Halima Al-Said, 65, sits among her grandchildren in her modest home in a small village in Kordofan province, western Sudan, to recall her memories from 20 years ago and tell the story of the struggle of rural women against the drought that hit the country in 1998 and the natural disasters that followed.
Al-Said told 7DNews how women contributed to finding solutions to the hunger their families suffered due to the lack of rain. To face drought, they came up with creative ideas just to sustain themselves. For example, they used to collect seeds of the "Makheet" tree and boil them and eat then after adding some salt. They also came up with other alternative foods made from melon seeds.
Halima Al-Said embodies the situation of thousands of women in rural areas of Sudan, women who have been burdened with natural disasters and climate change for decades. They are struggling to drive crises away from their societies and live a decent life with limited means to face the challenges ahead of them.
Halima Al-Said is hopeful that effective programs will be developed to empower women in view of their growing role in confronting natural disasters and withstanding burdens through hard labour in agriculture and herding livestock.
"It is time to be treated fairly and be entitled to our full rights, especially following the political change that occurred," she said. "We also need a social change whereby we can feel that we are not left to face crises alone."
Human rights organisations criticise the government's inattention to rural women in Sudan given the challenges they face such as poverty, ignorance, and unfair social traditions.

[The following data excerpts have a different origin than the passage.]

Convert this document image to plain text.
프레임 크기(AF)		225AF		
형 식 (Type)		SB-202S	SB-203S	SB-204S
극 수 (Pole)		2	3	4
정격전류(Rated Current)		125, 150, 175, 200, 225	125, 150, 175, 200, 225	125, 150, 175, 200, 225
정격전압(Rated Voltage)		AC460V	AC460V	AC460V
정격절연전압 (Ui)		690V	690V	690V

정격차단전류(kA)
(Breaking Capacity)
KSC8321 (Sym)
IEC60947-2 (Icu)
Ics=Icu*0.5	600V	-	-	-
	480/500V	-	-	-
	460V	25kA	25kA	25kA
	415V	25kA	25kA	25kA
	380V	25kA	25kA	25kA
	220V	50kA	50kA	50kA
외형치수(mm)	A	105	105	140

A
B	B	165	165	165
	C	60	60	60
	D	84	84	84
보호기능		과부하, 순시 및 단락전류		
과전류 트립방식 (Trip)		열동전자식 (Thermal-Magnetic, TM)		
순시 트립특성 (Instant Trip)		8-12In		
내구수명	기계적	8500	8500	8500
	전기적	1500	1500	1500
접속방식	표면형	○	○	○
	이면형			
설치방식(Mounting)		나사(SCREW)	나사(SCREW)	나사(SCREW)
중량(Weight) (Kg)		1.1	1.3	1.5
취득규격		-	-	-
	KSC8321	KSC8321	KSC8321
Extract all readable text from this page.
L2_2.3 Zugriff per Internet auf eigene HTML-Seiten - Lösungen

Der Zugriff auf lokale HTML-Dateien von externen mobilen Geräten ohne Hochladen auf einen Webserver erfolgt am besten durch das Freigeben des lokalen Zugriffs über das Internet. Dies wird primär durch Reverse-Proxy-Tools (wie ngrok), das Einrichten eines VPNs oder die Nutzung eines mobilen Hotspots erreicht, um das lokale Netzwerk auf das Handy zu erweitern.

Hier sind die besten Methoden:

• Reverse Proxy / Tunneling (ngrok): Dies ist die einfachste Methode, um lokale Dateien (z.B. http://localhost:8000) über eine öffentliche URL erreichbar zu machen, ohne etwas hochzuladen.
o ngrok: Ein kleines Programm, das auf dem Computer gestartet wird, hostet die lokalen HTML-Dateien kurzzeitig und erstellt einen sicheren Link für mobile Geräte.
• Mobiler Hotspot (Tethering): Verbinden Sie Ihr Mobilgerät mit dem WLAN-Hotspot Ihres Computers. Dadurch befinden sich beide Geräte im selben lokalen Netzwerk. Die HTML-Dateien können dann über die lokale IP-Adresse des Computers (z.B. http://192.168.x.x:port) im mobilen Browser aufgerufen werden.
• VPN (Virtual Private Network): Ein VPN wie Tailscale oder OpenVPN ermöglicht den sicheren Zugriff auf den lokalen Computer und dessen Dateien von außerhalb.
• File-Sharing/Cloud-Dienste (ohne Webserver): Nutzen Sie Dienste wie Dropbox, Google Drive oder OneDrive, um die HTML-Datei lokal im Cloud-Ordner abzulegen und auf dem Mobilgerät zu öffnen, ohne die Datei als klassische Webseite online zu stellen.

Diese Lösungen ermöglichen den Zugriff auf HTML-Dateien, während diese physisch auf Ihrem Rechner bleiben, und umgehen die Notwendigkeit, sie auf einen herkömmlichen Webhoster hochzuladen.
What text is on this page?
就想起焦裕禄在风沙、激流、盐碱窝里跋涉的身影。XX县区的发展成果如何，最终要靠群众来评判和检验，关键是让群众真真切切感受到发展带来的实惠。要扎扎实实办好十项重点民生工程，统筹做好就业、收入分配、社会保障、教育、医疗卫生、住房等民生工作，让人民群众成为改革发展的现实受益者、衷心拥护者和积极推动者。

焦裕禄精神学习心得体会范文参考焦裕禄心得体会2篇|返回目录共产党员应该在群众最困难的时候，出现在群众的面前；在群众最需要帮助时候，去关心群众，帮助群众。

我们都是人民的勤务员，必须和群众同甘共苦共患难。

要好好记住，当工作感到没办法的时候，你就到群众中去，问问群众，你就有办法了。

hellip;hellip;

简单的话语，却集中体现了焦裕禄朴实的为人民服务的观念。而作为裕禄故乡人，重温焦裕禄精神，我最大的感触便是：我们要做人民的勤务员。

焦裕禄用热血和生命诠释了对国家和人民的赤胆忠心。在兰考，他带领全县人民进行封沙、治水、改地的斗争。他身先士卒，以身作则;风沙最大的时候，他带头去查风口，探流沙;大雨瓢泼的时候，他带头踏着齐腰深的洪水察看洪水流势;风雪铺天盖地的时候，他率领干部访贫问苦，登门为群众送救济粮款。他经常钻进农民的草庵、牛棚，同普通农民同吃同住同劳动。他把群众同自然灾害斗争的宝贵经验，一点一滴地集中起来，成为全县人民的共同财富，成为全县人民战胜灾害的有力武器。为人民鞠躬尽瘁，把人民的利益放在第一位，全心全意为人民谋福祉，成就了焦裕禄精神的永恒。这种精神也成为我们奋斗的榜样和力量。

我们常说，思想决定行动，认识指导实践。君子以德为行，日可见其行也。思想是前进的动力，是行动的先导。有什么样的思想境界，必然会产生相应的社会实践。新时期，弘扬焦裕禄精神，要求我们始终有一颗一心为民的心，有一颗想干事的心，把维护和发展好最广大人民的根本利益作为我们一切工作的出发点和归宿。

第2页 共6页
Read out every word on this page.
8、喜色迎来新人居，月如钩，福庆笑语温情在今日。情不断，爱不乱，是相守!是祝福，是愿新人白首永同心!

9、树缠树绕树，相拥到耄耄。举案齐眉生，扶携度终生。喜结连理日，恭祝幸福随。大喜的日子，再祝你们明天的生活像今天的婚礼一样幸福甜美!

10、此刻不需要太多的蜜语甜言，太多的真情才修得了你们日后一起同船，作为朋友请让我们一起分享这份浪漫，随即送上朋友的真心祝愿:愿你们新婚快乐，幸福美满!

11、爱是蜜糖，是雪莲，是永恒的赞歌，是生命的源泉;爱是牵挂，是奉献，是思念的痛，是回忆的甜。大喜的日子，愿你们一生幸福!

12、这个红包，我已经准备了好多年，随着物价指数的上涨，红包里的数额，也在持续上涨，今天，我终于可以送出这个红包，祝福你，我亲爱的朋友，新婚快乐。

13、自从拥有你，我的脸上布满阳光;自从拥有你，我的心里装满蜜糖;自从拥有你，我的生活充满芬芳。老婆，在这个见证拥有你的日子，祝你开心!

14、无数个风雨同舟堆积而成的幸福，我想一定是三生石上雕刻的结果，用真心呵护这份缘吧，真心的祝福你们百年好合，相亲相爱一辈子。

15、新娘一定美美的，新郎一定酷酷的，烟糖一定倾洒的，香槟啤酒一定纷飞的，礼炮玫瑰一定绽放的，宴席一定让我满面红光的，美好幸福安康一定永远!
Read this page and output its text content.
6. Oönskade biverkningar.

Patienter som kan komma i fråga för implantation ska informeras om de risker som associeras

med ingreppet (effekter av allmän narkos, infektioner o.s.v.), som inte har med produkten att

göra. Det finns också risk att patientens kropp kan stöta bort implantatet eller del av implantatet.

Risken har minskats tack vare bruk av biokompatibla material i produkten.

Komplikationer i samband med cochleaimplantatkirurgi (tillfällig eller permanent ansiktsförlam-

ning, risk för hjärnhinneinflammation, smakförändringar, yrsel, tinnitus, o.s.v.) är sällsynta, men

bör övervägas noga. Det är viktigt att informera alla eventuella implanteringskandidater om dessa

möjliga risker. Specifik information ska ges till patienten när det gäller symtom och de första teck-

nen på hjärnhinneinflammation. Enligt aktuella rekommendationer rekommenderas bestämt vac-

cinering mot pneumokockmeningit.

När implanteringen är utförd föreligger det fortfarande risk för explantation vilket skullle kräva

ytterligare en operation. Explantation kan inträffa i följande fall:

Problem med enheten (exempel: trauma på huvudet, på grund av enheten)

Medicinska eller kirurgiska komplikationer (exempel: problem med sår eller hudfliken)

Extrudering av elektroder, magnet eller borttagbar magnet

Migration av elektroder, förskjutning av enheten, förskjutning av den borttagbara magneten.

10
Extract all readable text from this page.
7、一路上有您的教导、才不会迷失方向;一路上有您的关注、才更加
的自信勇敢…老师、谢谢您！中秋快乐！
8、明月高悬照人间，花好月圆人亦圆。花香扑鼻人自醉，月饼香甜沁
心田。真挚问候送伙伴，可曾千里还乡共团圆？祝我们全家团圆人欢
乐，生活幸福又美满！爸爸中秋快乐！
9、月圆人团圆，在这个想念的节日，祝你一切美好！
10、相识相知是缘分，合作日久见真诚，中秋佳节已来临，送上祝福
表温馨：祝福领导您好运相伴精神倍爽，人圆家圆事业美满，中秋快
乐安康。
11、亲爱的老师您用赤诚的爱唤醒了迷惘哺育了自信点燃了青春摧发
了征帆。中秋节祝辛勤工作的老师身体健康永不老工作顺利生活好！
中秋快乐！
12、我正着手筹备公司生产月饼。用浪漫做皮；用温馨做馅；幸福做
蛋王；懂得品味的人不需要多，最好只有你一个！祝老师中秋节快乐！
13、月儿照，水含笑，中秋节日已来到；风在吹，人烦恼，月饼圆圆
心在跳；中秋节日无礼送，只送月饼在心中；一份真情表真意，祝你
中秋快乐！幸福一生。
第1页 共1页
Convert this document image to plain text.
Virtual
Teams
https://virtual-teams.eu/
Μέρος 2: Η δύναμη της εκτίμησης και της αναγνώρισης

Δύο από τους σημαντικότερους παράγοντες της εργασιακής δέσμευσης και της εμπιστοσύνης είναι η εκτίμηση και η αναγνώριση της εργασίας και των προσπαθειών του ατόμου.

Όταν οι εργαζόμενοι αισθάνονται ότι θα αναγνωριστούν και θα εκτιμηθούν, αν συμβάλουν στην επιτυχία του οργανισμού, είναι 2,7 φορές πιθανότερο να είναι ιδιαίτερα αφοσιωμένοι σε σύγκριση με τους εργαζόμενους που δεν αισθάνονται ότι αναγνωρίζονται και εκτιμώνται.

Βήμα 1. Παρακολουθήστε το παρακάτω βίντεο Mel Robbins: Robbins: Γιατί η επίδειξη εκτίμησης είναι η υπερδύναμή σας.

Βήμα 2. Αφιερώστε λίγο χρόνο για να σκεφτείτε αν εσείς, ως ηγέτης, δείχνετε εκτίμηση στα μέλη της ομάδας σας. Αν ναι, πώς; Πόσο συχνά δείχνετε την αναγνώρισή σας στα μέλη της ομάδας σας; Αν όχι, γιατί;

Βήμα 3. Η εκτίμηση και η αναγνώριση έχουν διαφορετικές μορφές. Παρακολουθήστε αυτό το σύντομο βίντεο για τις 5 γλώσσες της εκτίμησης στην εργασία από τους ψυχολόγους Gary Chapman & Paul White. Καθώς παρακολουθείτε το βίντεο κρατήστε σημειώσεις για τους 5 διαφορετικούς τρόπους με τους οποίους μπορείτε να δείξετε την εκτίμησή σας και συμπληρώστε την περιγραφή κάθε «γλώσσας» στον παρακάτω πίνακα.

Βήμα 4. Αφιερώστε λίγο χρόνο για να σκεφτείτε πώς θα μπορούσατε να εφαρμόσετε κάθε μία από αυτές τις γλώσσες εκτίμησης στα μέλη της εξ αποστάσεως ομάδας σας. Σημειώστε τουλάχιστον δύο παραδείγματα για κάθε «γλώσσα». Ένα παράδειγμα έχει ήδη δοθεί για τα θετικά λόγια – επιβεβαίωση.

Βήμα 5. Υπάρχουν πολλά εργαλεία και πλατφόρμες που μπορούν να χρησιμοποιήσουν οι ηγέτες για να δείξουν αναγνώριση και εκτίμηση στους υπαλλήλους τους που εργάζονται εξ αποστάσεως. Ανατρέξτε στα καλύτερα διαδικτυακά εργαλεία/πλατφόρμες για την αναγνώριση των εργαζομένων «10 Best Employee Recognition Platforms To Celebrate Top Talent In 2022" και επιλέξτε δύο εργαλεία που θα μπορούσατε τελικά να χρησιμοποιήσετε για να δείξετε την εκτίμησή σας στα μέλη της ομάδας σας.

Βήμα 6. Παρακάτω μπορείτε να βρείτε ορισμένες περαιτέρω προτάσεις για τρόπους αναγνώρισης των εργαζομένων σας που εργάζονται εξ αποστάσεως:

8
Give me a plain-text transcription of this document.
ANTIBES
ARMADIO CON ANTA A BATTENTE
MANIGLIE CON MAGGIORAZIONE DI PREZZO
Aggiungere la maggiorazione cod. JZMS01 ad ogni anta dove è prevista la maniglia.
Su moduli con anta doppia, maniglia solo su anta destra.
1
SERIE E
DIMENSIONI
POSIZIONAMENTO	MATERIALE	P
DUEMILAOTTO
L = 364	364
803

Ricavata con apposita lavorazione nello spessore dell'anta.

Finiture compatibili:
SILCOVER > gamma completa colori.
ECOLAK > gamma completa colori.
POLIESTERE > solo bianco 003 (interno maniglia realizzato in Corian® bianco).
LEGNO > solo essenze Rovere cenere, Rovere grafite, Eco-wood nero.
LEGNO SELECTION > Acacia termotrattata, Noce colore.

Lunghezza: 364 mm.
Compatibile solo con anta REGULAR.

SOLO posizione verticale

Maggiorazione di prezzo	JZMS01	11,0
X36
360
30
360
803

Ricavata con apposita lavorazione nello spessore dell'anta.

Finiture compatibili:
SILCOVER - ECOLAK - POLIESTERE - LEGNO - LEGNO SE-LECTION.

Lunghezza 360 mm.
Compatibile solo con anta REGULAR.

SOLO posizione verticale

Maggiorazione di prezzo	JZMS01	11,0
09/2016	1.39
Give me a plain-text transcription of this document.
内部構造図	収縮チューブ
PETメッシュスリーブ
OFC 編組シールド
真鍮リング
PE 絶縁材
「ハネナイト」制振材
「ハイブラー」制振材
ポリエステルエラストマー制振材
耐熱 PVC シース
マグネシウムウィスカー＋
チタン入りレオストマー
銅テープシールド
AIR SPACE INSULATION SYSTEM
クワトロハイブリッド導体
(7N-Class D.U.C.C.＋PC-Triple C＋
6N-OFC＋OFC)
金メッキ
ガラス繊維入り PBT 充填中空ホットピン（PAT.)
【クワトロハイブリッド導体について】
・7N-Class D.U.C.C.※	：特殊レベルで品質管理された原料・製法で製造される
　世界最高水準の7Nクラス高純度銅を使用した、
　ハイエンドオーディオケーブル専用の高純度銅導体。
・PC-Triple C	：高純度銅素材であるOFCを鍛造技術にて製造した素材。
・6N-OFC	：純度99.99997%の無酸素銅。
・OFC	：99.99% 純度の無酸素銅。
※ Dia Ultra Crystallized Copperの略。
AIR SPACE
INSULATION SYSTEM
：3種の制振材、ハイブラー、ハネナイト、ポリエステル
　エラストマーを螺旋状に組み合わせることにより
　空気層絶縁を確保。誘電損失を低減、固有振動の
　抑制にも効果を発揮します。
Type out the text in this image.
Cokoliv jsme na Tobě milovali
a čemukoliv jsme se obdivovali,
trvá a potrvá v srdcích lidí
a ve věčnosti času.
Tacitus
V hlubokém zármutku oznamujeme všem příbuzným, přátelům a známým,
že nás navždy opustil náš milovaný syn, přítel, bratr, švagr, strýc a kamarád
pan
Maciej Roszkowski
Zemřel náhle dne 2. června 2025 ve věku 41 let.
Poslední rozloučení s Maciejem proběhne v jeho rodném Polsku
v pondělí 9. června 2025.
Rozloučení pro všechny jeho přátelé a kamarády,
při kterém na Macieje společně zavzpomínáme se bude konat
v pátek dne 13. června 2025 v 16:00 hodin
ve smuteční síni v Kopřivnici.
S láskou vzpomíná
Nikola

According to local media reports, 70% of rural Sudanese women work in agriculture and animal husbandry to meet the living requirements of their family members. It is also their responsibility to provide shelter and drinking water, and they remain at the front lines during times of natural disasters.
"[Women] played a great role in alleviating the impacts of catastrophic floods which followed the drought that hit Sudan and a number of African countries in 1983 and again in 1998. We also helped alleviate effects of the civil war across the country, which is yet to end" said teacher Halima al-Said.
"We used to walk long distances to collect firewood to rebuild our houses which fell as a result of the rains. We also had to collect tree seeds to cook as food for our families in the time of drought where there is no corn or any other food, while men confined themselves to sleeping, surrendering, and sometimes they had to flee to other areas. They often had no options to satisfy the hunger of the elders and children," she said.
Sudanese journalist and human rights activist, Mohamed El Fateh Hemat, reproached government authorities for failing to realise the price which rural women have been paying as a result of climate changes across the country. They have been the victims of a sequence of natural disasters such as drought and desertification, which all raised death tolls as a result of malnutrition.
"Rural women in Sudan have a long history of struggle in the face of crises, as most rural communities in Sudan rely on women to do household jobs and provide for families, a role supposed to be played by men. Therefore, women need strong empowerment programs to help blow off some steam," Hemmat told 7DNews.
"In Darfur, livelihood patterns have changed due to climate change as a result of the destruction of forests at the time of war. This burden has fallen on women, so they resorted to marginal jobs to support their families after they had previously relied on agriculture and grazing. The government should provide bank funding to rural women, especially those displaced in Darfur, to establish real productive projects and stop relying on relief aid alone."
"It is time for the government to seriously consider finding effective means to empower rural women," said Nahed al-Haj, a Sudanese human rights activist. "Our rural sisters must be rewarded for their struggle to make a living and face disasters.
"It is a sad thing for rural women to continue alone to pay the price of natural disasters and drought. Community behaviour must first change, and then government authorities take charge of their economic and social empowerment with effective financing programs", Al-Haj said.